Ce jour-là j’ai compris comment Ils fonctionnent. Savent pas voir. J’exhibais mon pied pourtant, je secouais furieusement le botton. Mais elle ne regardait pas : elle faisait des hypothèses dans sa tête. Je n’existais même plus : elle passait en revue tout ce qui PEUT bien faire pleurer UN bébé. Quant à moi, son Jérémie, elle ne me regardait pas une seconde, ou alors seulement le visage, car quand Ils vous regardent le visage, ils croient qu’Ils vous voient. UN bébé pleure parce qu’il a besoin d’être changé, dit-elle. Exécution. Adieu la délicieuse humidité. UN bébé pleure parce qu’il a faim : le sein. Je le prends, je le mords, je le boude, j’ai pas faim. Nouvelle hypothèse : UN bébé pleure parce qu’il a la colique.

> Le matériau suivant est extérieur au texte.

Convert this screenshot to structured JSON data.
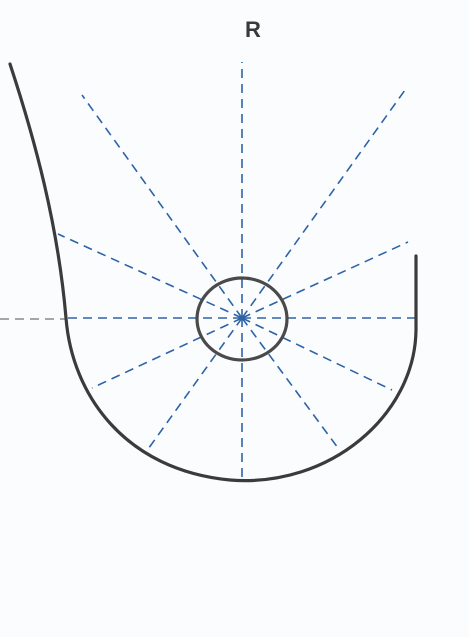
{
  "diagram": {
    "side_label": "R",
    "colors": {
      "outline": "#3b3b3b",
      "guide_lines": "#2e63a8",
      "horizontal_guide": "#8a8a8a",
      "background": "#fbfcfe"
    },
    "radial_line_count": 12
  }
}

Pffff, dit ma petite voix, aucun sens de l’observation. La simple attention à l’Autre, la recherche d’une communication basique et basée sur l’échange de regard : rien. Est-ce qu’elle écoutait sa petite voix ? En avait elle une, au moins ? Pas sûr. Et si elle en avait une, la sienne et la mienne – car cette voix était mienne, sans nul doute – n’ont pas fait connaissance.

Putain de parents, dit ma petite voix. Z’appellent leur môme Jérémie, et après s’étonnent qu’il se lamente. Aucune culture. J’acquiesçai. Avant de sombrer dans le sommeil, épuisé, les cordes vocales douloureuses, les poumons enflammées, la sueur au front.

Au réveil, le botton avait fini par s’éjecter de mon pied et ma petite voix reprit : si on racontait une histoire ? Ma petite voix à MOI, à moi, JEREMIE, pas la petite voix de UN bébé. Une histoire ? Evidemment quelle bonne idée, essentielle même, au sens littéral du terme.

Ma petite voix ne cessa jamais de me raconter des histoires. Il fallait bien. Elle, elle arrivait avec un livre tout mou, et elle commençait : Petit Ours Brun va se coucher, en prenant le ton le plus niais possible. Petit Ours Brun met son pyjama, Petit Ours Brun va à la crèche, Petit Ours Brun vide son pot. Voilà le niveau. Affligeant, disait ma petite voix. Putain de Petit Ours Brun.

Souvent Elle ne faisait pas attention à ce qu’elle lisait, ni à moi, d’ailleurs, aucune prise en compte de mes réactions, Elle était concentrée sur elle-même, sur sa tâche de Mère Exemplaire, oubliant jusqu’à mon existence, au profit de SA fonction. Il FAUT lire des histoires aux enfants. Exécution. Tu as de la chance, commentait ma petite voix en guise de consolation, pendant que Petit Ours Brun rangeait ses pantoufles, la tienne au moins, elle s’applique, il y en a qui ne font que gueuler des ordres et aboyer avec colère.

Petit Ours Brun va à l’école. On se demande, disait ma petite voix, s’il existe un libre arbitre, et, si oui, où commence-t-il ? Ainsi, toi, as-tu décidé de venir au monde ? Et pourquoi à cette date ? En ce lieu ? Pourquoi chez ces gens-là ? Si tu n’as pas souvenir de ce projet, qui l’a fait pour toi ? Y a-t-il une intention préexistante ? Mais ce ne serait pas toi qui programmes, mon daïmon ? que je lui rétorque. Pas du tout, dit la petite voix, je suis arrivée en même temps que toi. Oui, mais quand ? A quel stade ? Morula ? Embryon ? Foetus ? A quel moment mes neurones sont-ils devenus opérationnels ? Et AVANT ? Où étais-tu, avant ?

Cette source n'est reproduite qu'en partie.